A new method for fixation and preservation of trypanosomal antigens for use in the indirect immunofluorescence antibody test for diagnosis of bovine trypanosomiasis.

A new method for fixation of trypanosomes for use in the indirect immunofluorescent antibody test (IFAT) is described. The method involves fixation of live trypanosomes, in suspension, using a mixture of 80% cold acetone and 0.25% formalin in saline. The fixed trypanosomes were stored in suspension at -60 degrees C, 4 degrees C or at room temperature for at least one year without loss of antigenicity. Using trypanosomes prepared this way as antigens in IFAT, species-specific antibodies were detected within 2 weeks of infection in sera of cattle infected with T. brucei or T. vivax. Thereafter, antibodies recognizing antigens common to the two species as well as T. congolense were detected. The antibody levels to common antigens of the three species declined 2-3 months post-infection, leaving only the species-specific antibodies. The sera obtained from T. congolense infected animals, did not react with T. vivax or T. brucei antigens.

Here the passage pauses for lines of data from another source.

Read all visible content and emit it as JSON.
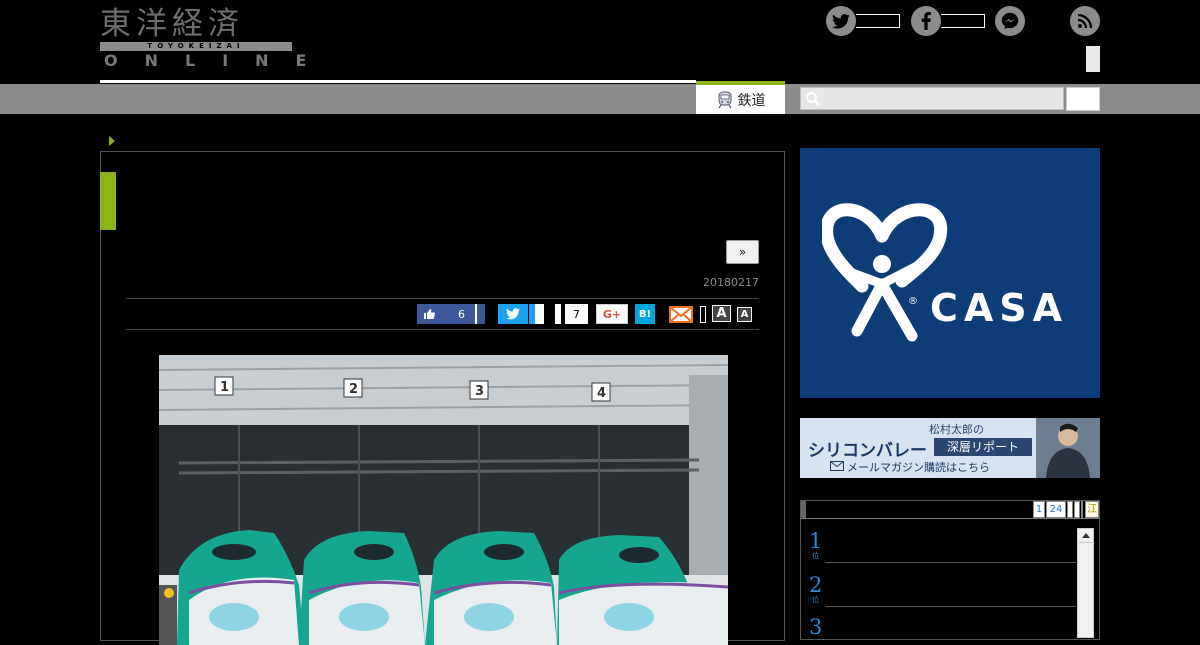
{
  "header": {
    "logo_jp": "東洋経済",
    "logo_en": "TOYOKEIZAI",
    "logo_online": "ONLINE",
    "social": [
      {
        "icon": "twitter-icon",
        "glyph": "t"
      },
      {
        "icon": "facebook-icon",
        "glyph": "f"
      },
      {
        "icon": "messenger-icon",
        "glyph": "~"
      }
    ],
    "rss_icon": "rss-icon"
  },
  "nav": {
    "active_tab": "鉄道",
    "search_placeholder": ""
  },
  "article": {
    "next_label": "»",
    "date": "20180217",
    "share": {
      "like_count": "6",
      "hatena_count": "7",
      "google_label": "G+",
      "hatena_label": "B!",
      "font_large": "A",
      "font_small": "A"
    }
  },
  "sidebar": {
    "ad_brand": "CASA",
    "ad2_line1": "松村太郎の",
    "ad2_line2": "シリコンバレー",
    "ad2_tag": "深層リポート",
    "ad2_line3": "メールマガジン購読はこちら",
    "ranking_tabs": [
      "1",
      "24"
    ],
    "ranking_extra_tab": "江",
    "ranking_items": [
      {
        "rank": "1",
        "suffix": "位"
      },
      {
        "rank": "2",
        "suffix": "位"
      },
      {
        "rank": "3",
        "suffix": "位"
      }
    ]
  },
  "colors": {
    "accent_green": "#8cb31a",
    "nav_gray": "#8c8c8c",
    "twitter_blue": "#1da1f2",
    "like_blue": "#3b5998",
    "rank_blue": "#2a8ad8",
    "ad_navy": "#0c3d78"
  }
}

The non-specific fluorescence commonly associated with this assay was eliminated by prior absorption of the test sera with normal bovine lymphocyte lysate. This treatment of serum did not affect the specific antibodies to trypanosomal antigens. Analysis of bovine sera prepared from cattle in Kisiwani and Muhaka, along the Kenya coast, using the fixed trypanosomes revealed that some animals had antibodies to one trypanosome species only while others had antibodies to 2 or all 3 trypanosome species.